Background: Diabetes, particularly type 2 diabetes (T2D), is linked with an increased risk of developing coronary heart disease (CHD). The present study aimed to evaluate potential circulating biomarkers of CHD by adopting a targeted proteomic approach based on proximity extension assays (PEA). Methods: The study was based on 30 patients with both T2D and CHD (group DC), 30 patients with T2D without CHD (group DN) and 29 patients without diabetes but with a diagnosis of CHD (group NC). Plasma samples were analyzed using PEA, with an Olink Target 96 cardiometabolic panel expressed as normalized protein expression (NPX) units. Results: Lysosomal Pro-X carboxypeptidase (PRCP), Liver carboxylesterase 1 (CES1), Complement C2 (C2), and Intercellular adhesion molecule 3 (ICAM3) were lower in the DC and NC groups compared with the DN groups. Lithostathine-1-alpha (REG1A) and Immunoglobulin lambda constant 2 (IGLC2) were found higher in the DC group compared to DN and NC groups. ROC analysis suggested a significant ability of the six proteins to distinguish among the three groups (whole model test p < 0.0001, AUC 0.83-0.88), with a satisfactory discriminating performance in terms of sensitivity (77-90%) and specificity (70-90%). A possible role of IGLC2, PRCP, and REG1A in indicating kidney impairment was found, with a sensitivity of 92% and specificity of 83%. Conclusions: The identified panel of six plasma proteins, using a targeted proteomic approach, provided evidence that these parameters could be considered in the chronic evolution of T2D and its complications.

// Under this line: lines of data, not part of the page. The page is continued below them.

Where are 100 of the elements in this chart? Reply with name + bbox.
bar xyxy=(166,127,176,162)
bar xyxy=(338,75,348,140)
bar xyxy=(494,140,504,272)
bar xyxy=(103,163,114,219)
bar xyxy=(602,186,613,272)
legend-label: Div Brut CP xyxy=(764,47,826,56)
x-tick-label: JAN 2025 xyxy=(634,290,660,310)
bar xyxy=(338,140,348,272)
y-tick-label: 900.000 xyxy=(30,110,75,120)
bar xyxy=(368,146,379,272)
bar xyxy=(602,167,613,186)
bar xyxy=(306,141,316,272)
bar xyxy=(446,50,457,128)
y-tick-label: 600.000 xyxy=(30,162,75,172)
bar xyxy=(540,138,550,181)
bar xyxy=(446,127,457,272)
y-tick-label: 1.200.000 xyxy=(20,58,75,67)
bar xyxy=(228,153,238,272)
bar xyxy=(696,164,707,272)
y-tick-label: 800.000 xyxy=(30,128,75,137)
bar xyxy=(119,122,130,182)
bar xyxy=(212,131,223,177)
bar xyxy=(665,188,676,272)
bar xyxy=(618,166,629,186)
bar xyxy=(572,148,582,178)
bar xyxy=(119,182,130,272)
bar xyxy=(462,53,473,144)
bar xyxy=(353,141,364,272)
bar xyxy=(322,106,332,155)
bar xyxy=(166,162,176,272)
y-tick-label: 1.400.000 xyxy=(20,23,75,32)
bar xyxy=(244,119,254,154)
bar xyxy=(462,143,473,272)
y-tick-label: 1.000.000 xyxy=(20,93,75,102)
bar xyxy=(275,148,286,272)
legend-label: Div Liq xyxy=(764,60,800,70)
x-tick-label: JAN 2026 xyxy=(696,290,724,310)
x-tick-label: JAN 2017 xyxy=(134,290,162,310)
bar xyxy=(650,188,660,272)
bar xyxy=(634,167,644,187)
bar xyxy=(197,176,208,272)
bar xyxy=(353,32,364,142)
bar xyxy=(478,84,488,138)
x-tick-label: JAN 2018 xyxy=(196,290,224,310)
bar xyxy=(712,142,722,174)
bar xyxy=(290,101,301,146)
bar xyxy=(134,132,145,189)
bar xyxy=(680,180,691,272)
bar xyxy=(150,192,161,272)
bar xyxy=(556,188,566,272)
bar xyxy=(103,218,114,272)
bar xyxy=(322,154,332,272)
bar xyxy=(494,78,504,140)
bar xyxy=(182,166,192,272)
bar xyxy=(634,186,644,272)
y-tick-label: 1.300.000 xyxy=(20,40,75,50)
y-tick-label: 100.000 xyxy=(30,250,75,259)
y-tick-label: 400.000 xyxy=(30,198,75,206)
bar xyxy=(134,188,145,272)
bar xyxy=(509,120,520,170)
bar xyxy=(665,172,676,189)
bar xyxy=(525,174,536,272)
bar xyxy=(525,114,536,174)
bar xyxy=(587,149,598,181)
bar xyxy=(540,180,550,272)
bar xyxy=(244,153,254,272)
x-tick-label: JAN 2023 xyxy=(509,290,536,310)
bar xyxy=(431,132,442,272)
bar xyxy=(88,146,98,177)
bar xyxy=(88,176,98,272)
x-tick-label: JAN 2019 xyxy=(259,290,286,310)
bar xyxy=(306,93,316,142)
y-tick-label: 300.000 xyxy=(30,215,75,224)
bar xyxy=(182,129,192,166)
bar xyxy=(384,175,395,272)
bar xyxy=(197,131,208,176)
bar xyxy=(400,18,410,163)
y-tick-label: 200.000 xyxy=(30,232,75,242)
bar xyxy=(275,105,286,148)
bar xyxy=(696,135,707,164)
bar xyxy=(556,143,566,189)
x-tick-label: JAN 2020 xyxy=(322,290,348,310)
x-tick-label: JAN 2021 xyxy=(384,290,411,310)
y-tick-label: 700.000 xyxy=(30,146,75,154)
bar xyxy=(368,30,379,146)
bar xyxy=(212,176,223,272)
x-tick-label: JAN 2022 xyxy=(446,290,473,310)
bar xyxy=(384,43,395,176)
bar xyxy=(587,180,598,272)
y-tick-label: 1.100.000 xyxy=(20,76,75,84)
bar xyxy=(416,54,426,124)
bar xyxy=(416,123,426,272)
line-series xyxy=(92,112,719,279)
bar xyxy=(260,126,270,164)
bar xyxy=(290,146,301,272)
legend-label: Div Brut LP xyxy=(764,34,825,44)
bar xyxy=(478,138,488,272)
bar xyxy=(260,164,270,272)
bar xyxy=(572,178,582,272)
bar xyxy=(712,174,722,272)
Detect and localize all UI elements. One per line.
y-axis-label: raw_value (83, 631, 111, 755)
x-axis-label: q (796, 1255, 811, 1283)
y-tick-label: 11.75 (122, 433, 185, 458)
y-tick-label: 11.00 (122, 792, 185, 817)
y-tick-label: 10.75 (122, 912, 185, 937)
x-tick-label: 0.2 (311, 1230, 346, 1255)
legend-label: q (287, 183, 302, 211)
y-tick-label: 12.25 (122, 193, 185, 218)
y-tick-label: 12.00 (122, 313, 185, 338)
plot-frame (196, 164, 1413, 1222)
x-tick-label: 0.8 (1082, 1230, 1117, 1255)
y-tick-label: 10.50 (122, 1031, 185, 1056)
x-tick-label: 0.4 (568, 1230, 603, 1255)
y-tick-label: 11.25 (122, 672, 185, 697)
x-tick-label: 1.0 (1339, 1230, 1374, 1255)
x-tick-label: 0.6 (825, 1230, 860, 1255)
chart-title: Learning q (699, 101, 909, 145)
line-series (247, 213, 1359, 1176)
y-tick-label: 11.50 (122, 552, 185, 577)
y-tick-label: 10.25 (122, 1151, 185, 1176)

Keywords: cardiovascular disease; targeted proteomics; type 2 diabetes.

Figure 1

Box plots showing the distribution of the Normalized Protein eXpression (NPX) Units for proteins which significantly differ among groups. See Table 1 also for specifications and paired comparisons. Each box extends from the first quartile to the third quartile (interquartile range, IQR), while the horizontal line within each box represents the median. Whiskers extend to 1.5 × IQR. Yellow lozenge represents the mean.

Figure 2

Biplot from PCA analysis on the six identified significant proteins. When vectors show a small angle, then the corresponding variables are positively correlated, while when the vectors are at 90°, they are not likely correlated. The biplot illustrates in a bidimensional space the multivariate distribution of the proteins, represented as vectors, together the points relative to the subjects investigated. Red dots: DC group; green: DN group; blue: NC group. The left and bottom axes show principal component scores; the top and right axes indicate the loadings. Further details about the structure of the PCA biplot can be found in [13].

Figure 3

Linear correlation between the six identified significant proteins. Axes represent NPX units. The scatterplot shows all the pairwise comparisons, with the corresponding correlation coefficient r, represented also with a colored circle proportional to the degree of correlation. Red dots: DC group; green: DN group; blue: NC group.

Figure 4

ROC analysis of the performance of the six identified proteins to distinguish between the three groups of patients. The black line is the ROC curve plot while the yellow line represents the tangent to the threshold point that maximizes the sum of sensitivity and specificity.

Figure 5

Schematic representation of how the identified proteins can act as pathophysiological factors leading to cardiovascular complications of diabetes. The color assigned to the proteins indicates similar behavior of the plasma profile in our subjects.